While he hoped to pick up where he left off with the Kings after making the NHL club out of training camp at the end of last season, Spence said he knows having that role in Ontario will benefit him because it will continue to benefit him. experience in the pro game.
“Obviously I wanted to make the Kings, but it didn’t come out of training camp,” Spence said. “But it’s good for me to get a lot of minutes here, to play in those situations that will help me improve my game and it’s going really well. Going into the regular season, I just wanted to play my game and show what I can do on the ice.”
— Ontario Reign (@ontarioreign) October 15, 2022
Last season, Spence scored 42 points in 46 games for the Royals before earning his call-up. His efforts also earned him recognition from the AHL, as he was named to the All-Rookie Team as well as the league’s First All-Star Team.
But this year, Spence has shown he can step up to the penalty kill role under assistant coach Chris Hajt.
“Obviously every game you play there’s still things to improve on, but I think coach Hudge is trusting me in more situations than last year with the penalty kill and the last minute or two of the third period,” Spence said. “I think it’s been great for me to step into that role and step up from last year.”
Then there is the experience of scoring late in games.
Ontario has led in the third period six times this season and their defense has held on each time, winning all six. The team’s confidence is growing with each win, and Spence attributes the success to keeping it simple when the opposition is under pressure.
“I think we’re trying to keep it simple,” Spence said. “If we’re 3-2 up and they’re just trying to score, you don’t have to make fancy plays and we don’t have to make anything fancy.
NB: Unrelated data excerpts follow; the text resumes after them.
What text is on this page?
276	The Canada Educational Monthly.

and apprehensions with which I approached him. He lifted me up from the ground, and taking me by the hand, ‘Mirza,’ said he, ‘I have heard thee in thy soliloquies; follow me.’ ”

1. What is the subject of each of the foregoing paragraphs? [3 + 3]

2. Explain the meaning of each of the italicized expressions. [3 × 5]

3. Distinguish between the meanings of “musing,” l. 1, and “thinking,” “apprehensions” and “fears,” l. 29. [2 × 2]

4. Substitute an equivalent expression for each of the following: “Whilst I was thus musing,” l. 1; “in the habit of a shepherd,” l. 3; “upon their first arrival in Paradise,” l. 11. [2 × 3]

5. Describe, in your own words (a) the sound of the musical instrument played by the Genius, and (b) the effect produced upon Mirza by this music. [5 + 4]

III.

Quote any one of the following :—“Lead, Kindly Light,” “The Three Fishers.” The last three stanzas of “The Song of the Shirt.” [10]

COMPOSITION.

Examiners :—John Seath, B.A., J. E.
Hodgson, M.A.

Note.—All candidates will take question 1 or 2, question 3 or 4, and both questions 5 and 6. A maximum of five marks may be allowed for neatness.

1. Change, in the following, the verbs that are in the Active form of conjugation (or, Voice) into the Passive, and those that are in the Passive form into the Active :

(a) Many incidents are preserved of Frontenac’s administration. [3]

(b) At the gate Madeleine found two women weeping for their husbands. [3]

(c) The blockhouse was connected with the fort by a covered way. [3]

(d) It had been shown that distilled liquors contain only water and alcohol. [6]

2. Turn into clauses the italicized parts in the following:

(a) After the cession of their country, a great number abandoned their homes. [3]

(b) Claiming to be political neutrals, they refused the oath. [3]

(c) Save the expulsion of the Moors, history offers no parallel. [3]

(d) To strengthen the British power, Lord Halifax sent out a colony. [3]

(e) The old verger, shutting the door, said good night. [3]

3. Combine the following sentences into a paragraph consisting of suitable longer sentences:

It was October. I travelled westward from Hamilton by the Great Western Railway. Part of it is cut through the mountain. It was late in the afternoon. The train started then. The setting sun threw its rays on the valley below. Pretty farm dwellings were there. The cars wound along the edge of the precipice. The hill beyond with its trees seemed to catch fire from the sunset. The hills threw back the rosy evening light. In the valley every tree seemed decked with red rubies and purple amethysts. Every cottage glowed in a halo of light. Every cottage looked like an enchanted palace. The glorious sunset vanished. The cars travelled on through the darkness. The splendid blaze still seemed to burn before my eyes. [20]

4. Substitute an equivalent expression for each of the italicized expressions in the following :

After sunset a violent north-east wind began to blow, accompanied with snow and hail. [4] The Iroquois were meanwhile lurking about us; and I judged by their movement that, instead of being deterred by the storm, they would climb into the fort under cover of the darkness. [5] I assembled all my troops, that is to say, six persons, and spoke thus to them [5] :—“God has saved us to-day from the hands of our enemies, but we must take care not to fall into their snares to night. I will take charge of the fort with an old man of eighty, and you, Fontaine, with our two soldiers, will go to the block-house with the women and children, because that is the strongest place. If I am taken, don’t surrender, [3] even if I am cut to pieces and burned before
When we’re in trouble, we’re going to suck pucks, we’re going to break pucks off the glass and everything, so I think that’s going to be really important for us and Marco talked about that the last few weeks.
For a player who can sometimes flash his side, Spence has learned that this is the best time to show what he can do individually, and playing at his best is simply effective.
The bottom line for him and the other defenders on the team was very positive with offensive points and a lack of counter points. If these trends continue, so will the wins. Compared to last year’s group, with Spence and fellow rookie Helge Grans, this group is more veteran focused.
“Having that experience last year, Helge and I are more confident,” Spence said. “Then we will select one or two players [Frederic] Allard and [Tobie] Bisson, they’re really good players and I think it’s very easy for us to play with them. We just want to keep doing what we’re doing because it’s been working so far.”
Buoyed by his success in the NHL at the end of last season and now an expanded role in the AHL, Spence continues to develop from a skilled prospect to a reliable defenseman for the LA Kings.